Fat Burn Heart Rate Calculator
Enter your details to estimate your fat-burning heart rate zone using both the standard and Karvonen methods.
What is a fat-burning heart rate zone?
Your fat-burning heart rate zone is the exercise intensity where your body tends to use a higher percentage of fat for fuel. This is often a moderate effort level that feels sustainable for longer workouts like brisk walking, easy jogging, cycling, or steady rowing.
A common guideline places this zone around 60% to 70% of maximum heart rate.
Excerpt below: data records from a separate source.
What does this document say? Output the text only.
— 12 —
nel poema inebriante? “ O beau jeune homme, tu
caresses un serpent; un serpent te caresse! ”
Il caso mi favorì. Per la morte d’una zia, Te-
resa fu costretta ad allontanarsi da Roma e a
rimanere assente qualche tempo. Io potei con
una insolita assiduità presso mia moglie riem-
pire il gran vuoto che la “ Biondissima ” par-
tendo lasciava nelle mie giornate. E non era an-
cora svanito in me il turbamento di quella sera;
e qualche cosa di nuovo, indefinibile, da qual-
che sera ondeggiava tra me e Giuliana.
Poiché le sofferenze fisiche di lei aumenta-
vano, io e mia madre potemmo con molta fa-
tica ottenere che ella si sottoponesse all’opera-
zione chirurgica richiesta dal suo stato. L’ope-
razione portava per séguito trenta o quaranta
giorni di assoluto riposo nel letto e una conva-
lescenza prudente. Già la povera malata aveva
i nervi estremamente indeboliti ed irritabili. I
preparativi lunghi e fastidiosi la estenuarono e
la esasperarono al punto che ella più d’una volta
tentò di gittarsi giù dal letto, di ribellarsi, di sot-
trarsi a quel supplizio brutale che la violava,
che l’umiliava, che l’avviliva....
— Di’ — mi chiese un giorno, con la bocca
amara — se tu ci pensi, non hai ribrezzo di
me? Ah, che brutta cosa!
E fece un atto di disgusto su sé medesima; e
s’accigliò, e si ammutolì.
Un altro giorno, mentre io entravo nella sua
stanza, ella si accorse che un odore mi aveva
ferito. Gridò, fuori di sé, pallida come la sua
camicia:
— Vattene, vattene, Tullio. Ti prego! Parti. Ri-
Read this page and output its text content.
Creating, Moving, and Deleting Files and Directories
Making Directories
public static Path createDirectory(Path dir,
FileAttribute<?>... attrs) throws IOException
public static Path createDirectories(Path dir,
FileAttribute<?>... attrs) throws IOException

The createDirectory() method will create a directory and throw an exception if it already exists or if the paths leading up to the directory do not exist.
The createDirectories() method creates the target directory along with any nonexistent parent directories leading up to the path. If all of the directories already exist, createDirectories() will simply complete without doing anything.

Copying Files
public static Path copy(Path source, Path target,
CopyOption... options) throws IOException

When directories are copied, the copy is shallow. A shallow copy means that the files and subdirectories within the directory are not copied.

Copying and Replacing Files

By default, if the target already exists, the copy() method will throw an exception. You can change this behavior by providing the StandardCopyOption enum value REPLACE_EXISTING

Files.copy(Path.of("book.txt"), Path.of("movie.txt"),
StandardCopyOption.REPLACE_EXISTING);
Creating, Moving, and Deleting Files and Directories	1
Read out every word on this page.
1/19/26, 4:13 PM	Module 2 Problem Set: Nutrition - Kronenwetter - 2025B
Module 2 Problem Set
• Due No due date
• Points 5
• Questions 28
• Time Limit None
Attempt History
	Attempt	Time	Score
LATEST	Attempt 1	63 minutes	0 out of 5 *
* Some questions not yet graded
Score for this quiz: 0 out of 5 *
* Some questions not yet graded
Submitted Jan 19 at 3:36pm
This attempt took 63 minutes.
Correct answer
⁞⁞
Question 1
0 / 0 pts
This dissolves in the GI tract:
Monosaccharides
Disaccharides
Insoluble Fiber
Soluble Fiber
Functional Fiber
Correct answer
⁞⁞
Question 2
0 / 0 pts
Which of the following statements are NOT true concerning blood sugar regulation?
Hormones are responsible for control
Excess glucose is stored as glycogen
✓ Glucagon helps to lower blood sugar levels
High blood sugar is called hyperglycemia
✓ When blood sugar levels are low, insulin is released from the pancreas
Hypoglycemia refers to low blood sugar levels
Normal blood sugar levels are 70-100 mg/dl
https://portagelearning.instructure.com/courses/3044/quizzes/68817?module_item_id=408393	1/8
While this does not mean you burn the most total calories there, it can be very effective for improving aerobic fitness, endurance, and long-term fat-loss consistency.
How this calculator works
1) Standard method
The standard formula estimates your maximum heart rate as:
Maximum HR = 220 - age
Then your fat-burning zone is:
- Lower bound: 60% of max HR
- Upper bound: 70% of max HR
2) Karvonen (Heart Rate Reserve) method
If you provide a resting heart rate, the calculator also gives a more personalized range using heart rate reserve (HRR):
- HRR = Max HR - Resting HR
- Zone = Resting HR + (HRR × intensity)
For fat-burn estimates, this page uses 50% to 70% HRR for the Karvonen range.
How to use your results in training
Once you get your target zone, use it as a practical guide during workouts:
- Warm up for 5–10 minutes at easy intensity.
- Spend 20–45 minutes in your fat-burn zone.
- Do this 3–5 days per week for consistent progress.
- Use a wearable heart-rate monitor for better accuracy.
If you are new to training, start near the lower end of the zone and gradually build time before increasing intensity.
Important context: fat percentage vs total calories
At lower intensities, a higher percentage of energy can come from fat. At higher intensities, the fat percentage may decrease, but total calorie burn often increases. So both moderate steady-state and higher-intensity training can support fat loss.
In practice, best results usually come from combining:
- Zone-based cardio for consistency and recovery
- Strength training for muscle retention and metabolism
- Nutrition habits that support a mild calorie deficit
- Adequate sleep and stress management
Example calculation
Example person
- Age: 40
- Resting heart rate: 60 bpm
Step 1: Max HR = 220 - 40 = 180 bpm
Step 2 (standard): Fat-burn zone = 108 to 126 bpm (60–70% of 180)
Step 3 (Karvonen): HRR = 180 - 60 = 120
50% target = 60 + (120 × 0.50) = 120 bpm
70% target = 60 + (120 × 0.70) = 144 bpm
This shows why methods can differ. The Karvonen approach often feels more personalized, especially if your resting heart rate is unusually low or high.
Safety notes
This calculator is educational and not a medical diagnosis tool. Heart-rate formulas are estimates and can vary from person to person.
- Stop exercise if you feel chest pain, dizziness, or unusual shortness of breath.
- Speak with a clinician before starting if you have cardiovascular risk factors.
- If you take heart-rate affecting medications, use professional guidance for target zones.
Bottom line
A fat burn heart rate calculator gives you a practical target range so your cardio sessions are purposeful, not random. Use the number as a guide, combine it with consistency, and track progress over weeks—not individual workouts.